Welfare, in Italia il sistema è ampio… ma non del tutto efficace
Il nostro Welfare ci costa oltre la metà della spesa pubblica e quasi un terzo del PIL, ma nonostante questo appare inefficace.
La spesa pubblica nel 2022 è stata di 610 miliardi e quest’anno sarà di 632 e riguarderà i quattro pilastri del welfare: previdenza, sanità, politiche sociali e istruzione. Nel 2022, tra imposte dirette e indirette, lo Stato ha incassato 569 miliardi e quest’anno 600, ma non sono sufficienti.
A pesare maggiormente sono le pensioni, adeguate ad un’inflazione incalzante: in Italia ci sono 16 milioni di pensionati ma quasi la metà è parzialmente assistita non avendo versato durante la vita lavorativa i contributi sufficienti.

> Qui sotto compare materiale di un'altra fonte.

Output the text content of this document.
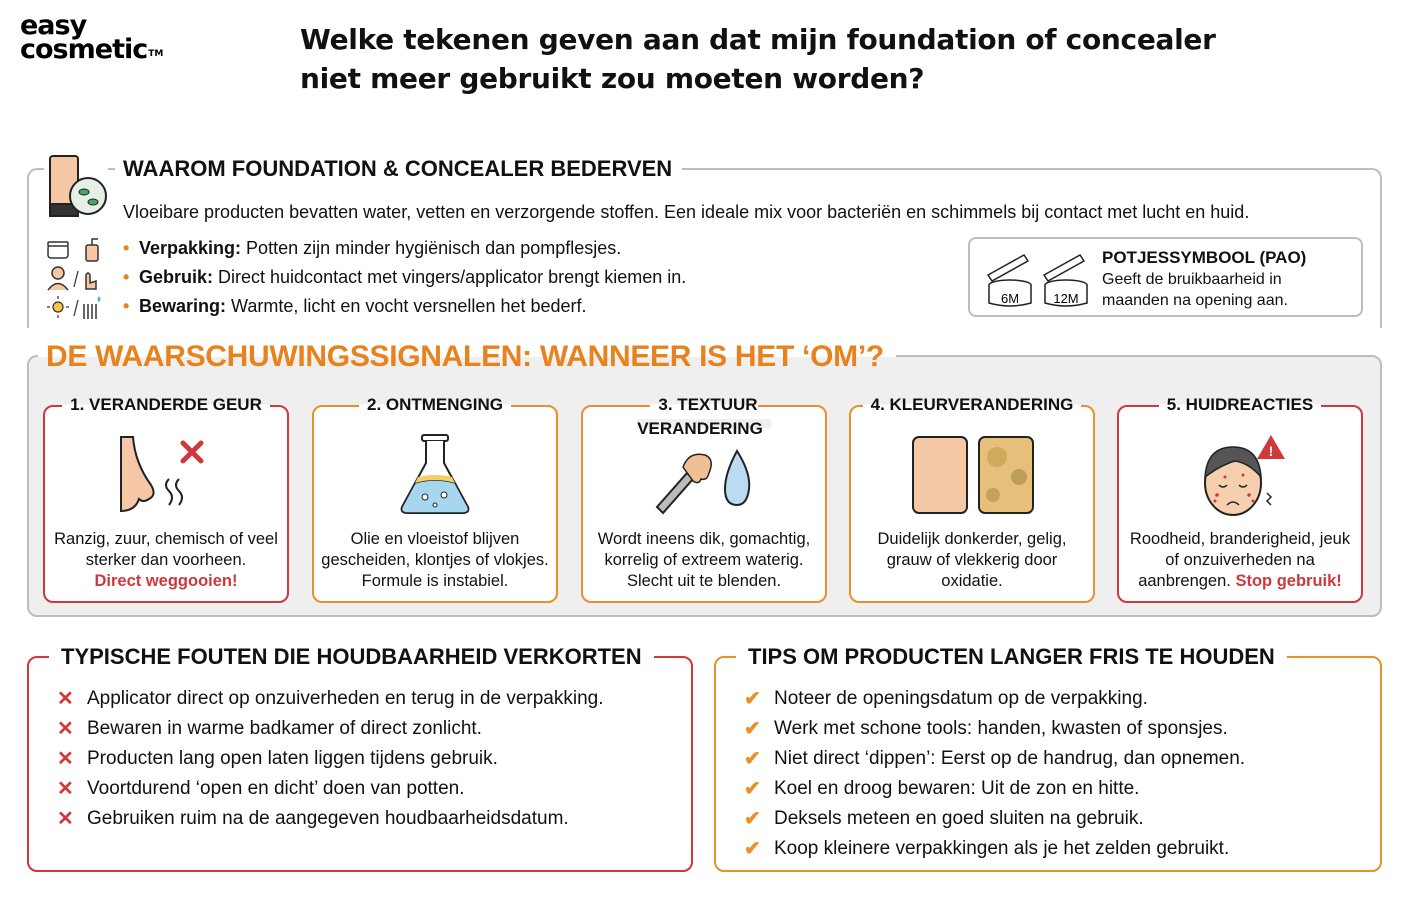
easy
cosmetic™	Welke tekenen geven aan dat mijn foundation of concealer niet meer gebruikt zou moeten worden?
WAAROM FOUNDATION & CONCEALER BEDERVEN

Vloeibare producten bevatten water, vetten en verzorgende stoffen. Een ideale mix voor bacteriën en schimmels bij contact met lucht en huid.

• Verpakking: Potten zijn minder hygiënisch dan pompflesjes.
• Gebruik: Direct huidcontact met vingers/applicator brengt kiemen in.
• Bewaring: Warmte, licht en vocht versnellen het bederf.	6M	12M
POTJESSYMBOOL (PAO)
Geeft de bruikbaarheid in maanden na opening aan.
DE WAARSCHUWINGSSIGNALEN: WANNEER IS HET ‘OM’?
1. VERANDERDE GEUR
Ranzig, zuur, chemisch of veel sterker dan voorheen.
Direct weggooien!
2. ONTMENGING
Olie en vloeistof blijven gescheiden, klontjes of vlokjes. Formule is instabiel.
3. TEXTUUR VERANDERING
Wordt ineens dik, gomachtig, korrelig of extreem waterig. Slecht uit te blenden.
4. KLEURVERANDERING
Duidelijk donkerder, gelig, grauw of vlekkerig door oxidatie.
5. HUIDREACTIES
!
Roodheid, branderigheid, jeuk of onzuiverheden na aanbrengen. Stop gebruik!
TYPISCHE FOUTEN DIE HOUDBAARHEID VERKORTEN
✕ Applicator direct op onzuiverheden en terug in de verpakking.
✕ Bewaren in warme badkamer of direct zonlicht.
✕ Producten lang open laten liggen tijdens gebruik.
✕ Voortdurend ‘open en dicht’ doen van potten.
✕ Gebruiken ruim na de aangegeven houdbaarheidsdatum.
TIPS OM PRODUCTEN LANGER FRIS TE HOUDEN
✔ Noteer de openingsdatum op de verpakking.
✔ Werk met schone tools: handen, kwasten of sponsjes.
✔ Niet direct ‘dippen’: Eerst op de handrug, dan opnemen.
✔ Koel en droog bewaren: Uit de zon en hitte.
✔ Deksels meteen en goed sluiten na gebruik.
✔ Koop kleinere verpakkingen als je het zelden gebruikt.
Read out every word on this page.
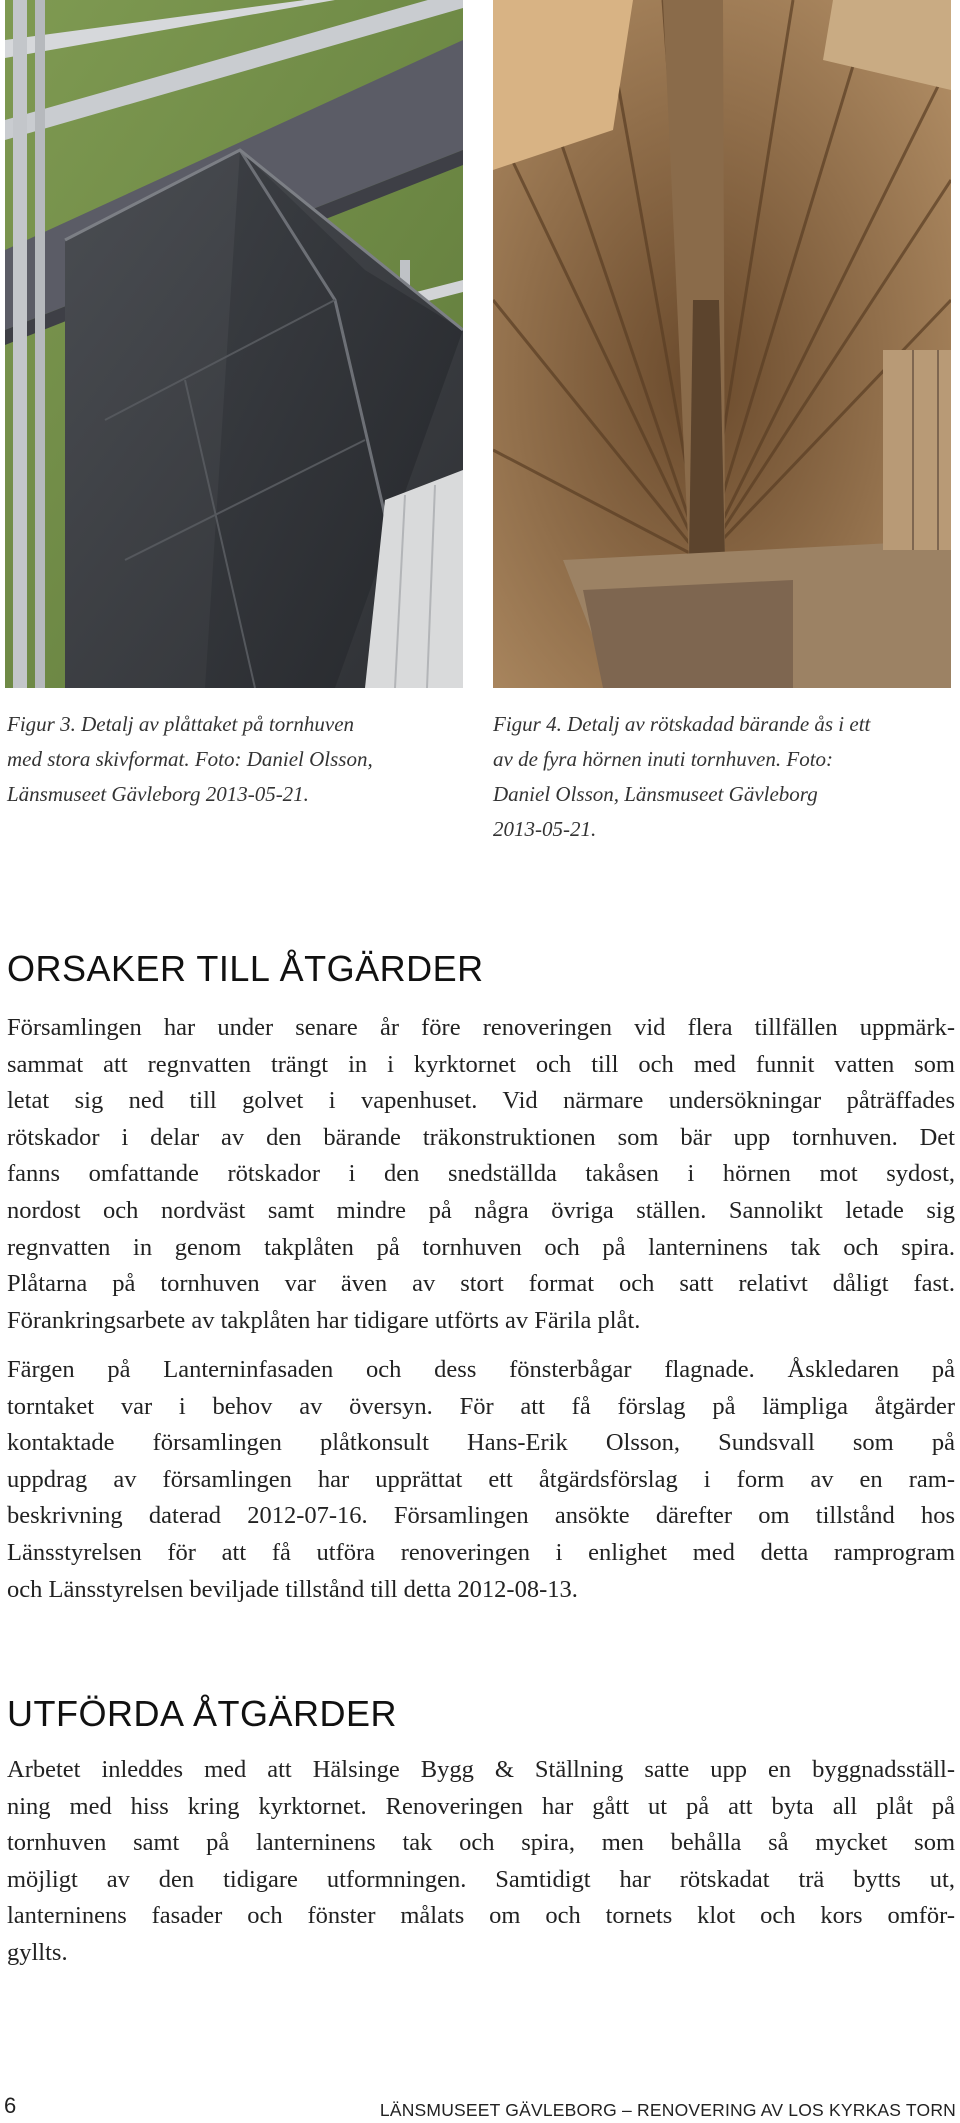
Figur 3. Detalj av plåttaket på tornhuven
med stora skivformat. Foto: Daniel Olsson,
Länsmuseet Gävleborg 2013-05-21.

Figur 4. Detalj av rötskadad bärande ås i ett
av de fyra hörnen inuti tornhuven. Foto:
Daniel Olsson, Länsmuseet Gävleborg
2013-05-21.

ORSAKER TILL ÅTGÄRDER

Församlingen har under senare år före renoveringen vid flera tillfällen uppmärk-
sammat att regnvatten trängt in i kyrktornet och till och med funnit vatten som
letat sig ned till golvet i vapenhuset. Vid närmare undersökningar påträffades
rötskador i delar av den bärande träkonstruktionen som bär upp tornhuven. Det
fanns omfattande rötskador i den snedställda takåsen i hörnen mot sydost,
nordost och nordväst samt mindre på några övriga ställen. Sannolikt letade sig
regnvatten in genom takplåten på tornhuven och på lanterninens tak och spira.
Plåtarna på tornhuven var även av stort format och satt relativt dåligt fast.
Förankringsarbete av takplåten har tidigare utförts av Färila plåt.

Färgen på Lanterninfasaden och dess fönsterbågar flagnade. Åskledaren på
torntaket var i behov av översyn. För att få förslag på lämpliga åtgärder
kontaktade församlingen plåtkonsult Hans-Erik Olsson, Sundsvall som på
uppdrag av församlingen har upprättat ett åtgärdsförslag i form av en ram-
beskrivning daterad 2012-07-16. Församlingen ansökte därefter om tillstånd hos
Länsstyrelsen för att få utföra renoveringen i enlighet med detta ramprogram
och Länsstyrelsen beviljade tillstånd till detta 2012-08-13.

UTFÖRDA ÅTGÄRDER

Arbetet inleddes med att Hälsinge Bygg & Ställning satte upp en byggnadsställ-
ning med hiss kring kyrktornet. Renoveringen har gått ut på att byta all plåt på
tornhuven samt på lanterninens tak och spira, men behålla så mycket som
möjligt av den tidigare utformningen. Samtidigt har rötskadat trä bytts ut,
lanterninens fasader och fönster målats om och tornets klot och kors omför-
gyllts.

6	LÄNSMUSEET GÄVLEBORG – RENOVERING AV LOS KYRKAS TORN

Inoltre, tra una decina d’anni ci sarà la gobba pensionistica con la generazione baby boom. Lo scenario non è rassicurante: si stimano 20,9 milioni di pensionati difronte a 20,5 milioni di lavoratori. Il sistema attuale si autofinanzia con i contributi sociali versati dai datori e dai dipendenti e con l’Irpef rigirata allo Stato. Ma i contratti precari portano meno Irpef.
Per quanto riguarda le politiche sociali, l’assegno unico per i figli ha allargato il raggio dei beneficiari ai lavoratori autonomi, ma il passaggio dal precedente sistema a questo ha escluso oltre 1 milione di nuclei che non ne hanno fatto domanda. Inoltre, l’entità dell’assegno non è sufficiente per rilanciare la natalità.
L’ascensore sociale in Italia pare bloccato: un figlio di un padre laureato ha il triplo delle possibilità di laurearsi rispetto al figlio di chi ha conseguito la terza media.
La sanità, nonostante sia la seconda voce del welfare dopo le pensioni, è al collasso.